Shia governors and troops revolted and murdered the last caliph.

Although India was frequently invaded over the centuries before the arrival of the Muslims,
there was little change to the continual rule of the Guptas.
contacts between invaders and local peoples remained limited.
India was largely isolated from its neighbors.
the Hindu and Buddhist level of material culture assimilated most invaders.
invaders had no impact on the Indians.

Muslims were able to initially overcome northern Indians because
there was no strong, unified states or armies to oppose them.
the low caste-segregated Hindus welcomed the Muslims as liberators.
Hindus and Buddhists were engaged in a religious civil war.
their penetration was peaceful, commercial, and welcome.
repeated invasions and diseases had killed off many northern Indians.
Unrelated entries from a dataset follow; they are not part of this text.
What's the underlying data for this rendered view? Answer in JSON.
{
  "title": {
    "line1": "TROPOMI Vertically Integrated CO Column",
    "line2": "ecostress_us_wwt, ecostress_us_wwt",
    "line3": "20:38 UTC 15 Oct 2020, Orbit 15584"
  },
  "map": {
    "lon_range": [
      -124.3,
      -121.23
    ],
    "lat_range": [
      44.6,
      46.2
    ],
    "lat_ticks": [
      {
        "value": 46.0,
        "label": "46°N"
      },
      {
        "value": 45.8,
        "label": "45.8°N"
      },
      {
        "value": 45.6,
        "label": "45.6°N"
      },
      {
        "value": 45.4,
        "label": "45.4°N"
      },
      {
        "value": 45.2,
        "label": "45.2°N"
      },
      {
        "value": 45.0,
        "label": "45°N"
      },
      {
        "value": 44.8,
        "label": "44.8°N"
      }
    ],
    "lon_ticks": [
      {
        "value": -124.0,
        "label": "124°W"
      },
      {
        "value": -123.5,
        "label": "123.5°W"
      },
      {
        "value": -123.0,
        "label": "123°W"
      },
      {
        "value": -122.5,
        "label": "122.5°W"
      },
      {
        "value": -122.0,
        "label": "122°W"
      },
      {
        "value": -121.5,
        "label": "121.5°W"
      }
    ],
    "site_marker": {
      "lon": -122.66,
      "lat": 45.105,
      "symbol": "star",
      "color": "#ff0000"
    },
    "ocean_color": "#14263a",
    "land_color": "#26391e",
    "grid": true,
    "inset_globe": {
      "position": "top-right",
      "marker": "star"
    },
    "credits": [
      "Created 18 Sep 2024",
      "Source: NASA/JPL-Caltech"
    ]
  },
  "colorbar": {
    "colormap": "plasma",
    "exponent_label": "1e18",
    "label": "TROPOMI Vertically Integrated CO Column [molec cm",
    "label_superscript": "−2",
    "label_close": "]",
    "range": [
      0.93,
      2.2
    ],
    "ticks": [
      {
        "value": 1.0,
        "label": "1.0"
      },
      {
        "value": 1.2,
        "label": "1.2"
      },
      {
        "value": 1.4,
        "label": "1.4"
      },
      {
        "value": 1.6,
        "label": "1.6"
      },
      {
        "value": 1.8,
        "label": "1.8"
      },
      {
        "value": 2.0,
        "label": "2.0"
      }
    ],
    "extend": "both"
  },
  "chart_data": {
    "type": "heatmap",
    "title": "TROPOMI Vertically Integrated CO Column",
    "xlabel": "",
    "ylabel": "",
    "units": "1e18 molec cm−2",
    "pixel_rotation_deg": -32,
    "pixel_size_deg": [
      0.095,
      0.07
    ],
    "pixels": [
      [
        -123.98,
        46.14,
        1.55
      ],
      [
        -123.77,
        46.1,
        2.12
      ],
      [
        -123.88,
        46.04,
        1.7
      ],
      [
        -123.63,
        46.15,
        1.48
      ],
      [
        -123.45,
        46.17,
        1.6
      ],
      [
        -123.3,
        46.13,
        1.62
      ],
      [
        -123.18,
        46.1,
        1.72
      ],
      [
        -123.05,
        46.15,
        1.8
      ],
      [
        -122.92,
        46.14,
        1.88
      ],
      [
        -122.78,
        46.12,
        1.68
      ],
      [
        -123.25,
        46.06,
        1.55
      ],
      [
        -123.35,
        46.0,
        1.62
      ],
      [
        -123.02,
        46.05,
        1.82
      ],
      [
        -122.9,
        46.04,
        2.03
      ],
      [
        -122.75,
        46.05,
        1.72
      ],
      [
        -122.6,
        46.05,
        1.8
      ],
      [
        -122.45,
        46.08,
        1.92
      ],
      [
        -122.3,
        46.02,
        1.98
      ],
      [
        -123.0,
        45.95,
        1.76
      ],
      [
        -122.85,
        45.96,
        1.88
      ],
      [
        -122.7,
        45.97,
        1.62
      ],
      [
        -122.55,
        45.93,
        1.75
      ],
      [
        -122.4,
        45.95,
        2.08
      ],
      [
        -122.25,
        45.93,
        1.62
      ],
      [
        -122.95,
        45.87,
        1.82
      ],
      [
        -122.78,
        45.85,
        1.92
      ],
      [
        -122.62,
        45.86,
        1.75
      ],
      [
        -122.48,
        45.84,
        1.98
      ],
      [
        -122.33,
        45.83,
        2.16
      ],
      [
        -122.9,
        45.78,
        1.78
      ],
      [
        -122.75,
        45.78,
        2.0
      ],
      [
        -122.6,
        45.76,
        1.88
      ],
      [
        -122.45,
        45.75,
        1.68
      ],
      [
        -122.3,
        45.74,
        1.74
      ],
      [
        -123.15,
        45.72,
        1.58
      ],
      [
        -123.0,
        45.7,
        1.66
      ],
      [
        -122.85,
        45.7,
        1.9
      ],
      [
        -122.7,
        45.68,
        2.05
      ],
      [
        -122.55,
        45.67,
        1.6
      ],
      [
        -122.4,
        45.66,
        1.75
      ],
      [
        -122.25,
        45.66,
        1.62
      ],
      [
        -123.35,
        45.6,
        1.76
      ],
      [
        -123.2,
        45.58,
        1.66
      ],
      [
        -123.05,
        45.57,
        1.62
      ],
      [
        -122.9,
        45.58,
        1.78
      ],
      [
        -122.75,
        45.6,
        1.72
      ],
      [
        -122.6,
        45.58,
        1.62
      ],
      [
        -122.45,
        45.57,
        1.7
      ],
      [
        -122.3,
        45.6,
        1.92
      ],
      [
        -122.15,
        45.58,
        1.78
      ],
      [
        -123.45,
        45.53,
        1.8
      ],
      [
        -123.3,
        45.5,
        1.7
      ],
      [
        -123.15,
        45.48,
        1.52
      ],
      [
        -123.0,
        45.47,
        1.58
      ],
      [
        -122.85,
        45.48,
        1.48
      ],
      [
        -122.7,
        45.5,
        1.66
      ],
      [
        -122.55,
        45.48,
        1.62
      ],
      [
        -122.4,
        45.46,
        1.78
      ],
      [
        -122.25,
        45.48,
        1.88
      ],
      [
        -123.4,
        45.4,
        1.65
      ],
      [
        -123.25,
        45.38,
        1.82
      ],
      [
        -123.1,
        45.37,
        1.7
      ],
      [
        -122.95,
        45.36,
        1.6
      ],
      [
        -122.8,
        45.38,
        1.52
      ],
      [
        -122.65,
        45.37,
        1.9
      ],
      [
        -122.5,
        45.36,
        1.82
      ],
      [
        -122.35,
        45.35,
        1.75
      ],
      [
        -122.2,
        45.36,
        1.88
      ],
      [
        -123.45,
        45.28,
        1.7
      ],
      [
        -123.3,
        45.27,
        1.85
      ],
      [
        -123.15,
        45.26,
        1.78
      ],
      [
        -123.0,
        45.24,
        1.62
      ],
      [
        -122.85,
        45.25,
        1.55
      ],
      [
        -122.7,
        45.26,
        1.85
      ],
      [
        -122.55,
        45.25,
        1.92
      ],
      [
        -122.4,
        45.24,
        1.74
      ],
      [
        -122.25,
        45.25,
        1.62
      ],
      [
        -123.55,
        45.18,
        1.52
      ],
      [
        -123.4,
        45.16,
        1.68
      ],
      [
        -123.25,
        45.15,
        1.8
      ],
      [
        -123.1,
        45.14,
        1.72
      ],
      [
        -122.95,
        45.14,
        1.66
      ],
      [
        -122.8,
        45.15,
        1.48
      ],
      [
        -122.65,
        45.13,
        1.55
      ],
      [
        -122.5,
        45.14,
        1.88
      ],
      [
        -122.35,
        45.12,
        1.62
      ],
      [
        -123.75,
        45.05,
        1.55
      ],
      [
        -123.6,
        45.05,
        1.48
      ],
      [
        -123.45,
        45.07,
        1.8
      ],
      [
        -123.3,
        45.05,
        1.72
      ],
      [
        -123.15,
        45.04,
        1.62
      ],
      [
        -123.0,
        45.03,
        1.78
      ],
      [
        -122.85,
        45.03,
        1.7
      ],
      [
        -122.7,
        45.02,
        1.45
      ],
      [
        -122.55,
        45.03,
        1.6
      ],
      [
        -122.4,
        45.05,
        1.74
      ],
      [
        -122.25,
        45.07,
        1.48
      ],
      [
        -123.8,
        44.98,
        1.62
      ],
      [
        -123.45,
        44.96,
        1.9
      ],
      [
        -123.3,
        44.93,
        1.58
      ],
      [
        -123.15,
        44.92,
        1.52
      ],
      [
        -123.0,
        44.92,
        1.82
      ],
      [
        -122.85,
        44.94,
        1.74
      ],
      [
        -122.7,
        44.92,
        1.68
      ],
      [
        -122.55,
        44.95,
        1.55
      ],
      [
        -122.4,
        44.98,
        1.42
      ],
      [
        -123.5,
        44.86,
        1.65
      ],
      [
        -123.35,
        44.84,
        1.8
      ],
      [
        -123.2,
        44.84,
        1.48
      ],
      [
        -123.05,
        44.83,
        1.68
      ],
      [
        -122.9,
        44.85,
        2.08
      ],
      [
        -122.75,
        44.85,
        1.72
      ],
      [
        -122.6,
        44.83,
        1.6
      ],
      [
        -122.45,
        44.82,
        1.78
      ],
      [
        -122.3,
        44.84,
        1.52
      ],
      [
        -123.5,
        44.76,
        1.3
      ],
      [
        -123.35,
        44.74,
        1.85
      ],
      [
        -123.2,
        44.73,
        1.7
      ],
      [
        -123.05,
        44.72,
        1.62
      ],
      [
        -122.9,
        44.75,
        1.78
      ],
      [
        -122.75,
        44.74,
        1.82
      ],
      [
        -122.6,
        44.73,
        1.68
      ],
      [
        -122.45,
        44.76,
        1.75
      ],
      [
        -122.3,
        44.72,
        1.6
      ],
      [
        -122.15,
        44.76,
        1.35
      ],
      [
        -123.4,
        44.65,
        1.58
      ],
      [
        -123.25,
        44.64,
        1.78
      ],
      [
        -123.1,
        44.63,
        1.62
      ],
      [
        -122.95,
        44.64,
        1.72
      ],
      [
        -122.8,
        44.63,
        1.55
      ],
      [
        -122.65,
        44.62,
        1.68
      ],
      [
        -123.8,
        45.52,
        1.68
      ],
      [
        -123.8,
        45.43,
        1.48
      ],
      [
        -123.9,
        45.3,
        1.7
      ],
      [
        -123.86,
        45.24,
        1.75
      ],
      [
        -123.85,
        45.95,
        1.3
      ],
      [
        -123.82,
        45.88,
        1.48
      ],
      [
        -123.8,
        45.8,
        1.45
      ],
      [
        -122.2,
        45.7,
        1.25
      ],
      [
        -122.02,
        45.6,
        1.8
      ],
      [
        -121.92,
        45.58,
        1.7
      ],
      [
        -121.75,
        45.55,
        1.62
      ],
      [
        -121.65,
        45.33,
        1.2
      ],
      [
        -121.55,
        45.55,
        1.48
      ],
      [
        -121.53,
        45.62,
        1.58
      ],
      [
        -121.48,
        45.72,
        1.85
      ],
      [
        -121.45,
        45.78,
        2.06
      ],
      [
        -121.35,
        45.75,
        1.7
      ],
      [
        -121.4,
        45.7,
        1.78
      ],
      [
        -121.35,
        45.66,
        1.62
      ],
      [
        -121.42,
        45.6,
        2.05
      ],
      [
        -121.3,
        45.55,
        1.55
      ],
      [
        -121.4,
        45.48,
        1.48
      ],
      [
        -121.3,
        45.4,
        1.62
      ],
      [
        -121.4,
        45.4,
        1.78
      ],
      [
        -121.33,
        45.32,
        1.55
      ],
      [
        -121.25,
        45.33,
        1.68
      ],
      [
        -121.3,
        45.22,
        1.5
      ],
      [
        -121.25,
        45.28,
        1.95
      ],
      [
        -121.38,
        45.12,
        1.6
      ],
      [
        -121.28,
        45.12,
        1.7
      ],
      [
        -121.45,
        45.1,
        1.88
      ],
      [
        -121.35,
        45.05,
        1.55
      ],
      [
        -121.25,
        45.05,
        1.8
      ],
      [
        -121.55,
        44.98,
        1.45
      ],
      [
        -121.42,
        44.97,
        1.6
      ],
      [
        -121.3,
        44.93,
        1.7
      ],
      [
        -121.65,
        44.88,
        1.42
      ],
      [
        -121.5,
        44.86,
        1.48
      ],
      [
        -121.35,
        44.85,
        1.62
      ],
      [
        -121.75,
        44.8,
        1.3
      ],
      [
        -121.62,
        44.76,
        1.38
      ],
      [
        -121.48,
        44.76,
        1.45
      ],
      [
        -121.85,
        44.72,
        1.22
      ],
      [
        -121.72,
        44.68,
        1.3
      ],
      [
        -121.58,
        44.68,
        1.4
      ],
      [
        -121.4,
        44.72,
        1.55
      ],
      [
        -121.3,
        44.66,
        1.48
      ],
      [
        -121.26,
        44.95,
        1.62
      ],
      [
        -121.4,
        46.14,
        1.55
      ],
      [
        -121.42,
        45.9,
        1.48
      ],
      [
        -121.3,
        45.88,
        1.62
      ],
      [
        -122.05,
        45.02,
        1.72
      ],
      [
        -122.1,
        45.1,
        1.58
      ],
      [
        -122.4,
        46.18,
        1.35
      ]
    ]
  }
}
All of these Indian groups were attracted to Islam and converted EXCEPT:
people who lived in the Indus and Ganges River plains.
low caste Hindus.
Brahmans, rulers, and soldiers.

Contacts between Hindus and Muslims led to
the seclusion of Hindu women.
constant warfare between the two groups.
the absorption by the Muslims of many Hindu social practices.
mass conversion of Hindus to Islam.
decreased trade opportunities.



Compare and contrast spread, conversion, and accommodation in any two of these religions: (1) Islam; (2) Christianity; (3) Buddhism; and (4) Hinduism.

How did the position of women in the Muslim world change from the time of Muhammad through the fall of the Abbasids? (Change over Time)

Compare and contrast the fall of the Abbasids with the fall of any one: (1) the Roman Empire; (2) Han China; or (3) Guptan Empire.

Compare and contrast Arabic intellectual achievements with the classic Greeks.

Compare and contrast the affect of pastoral nomads on Arabic (Islamic) civilization and its relationship with any one other sedentary civilization.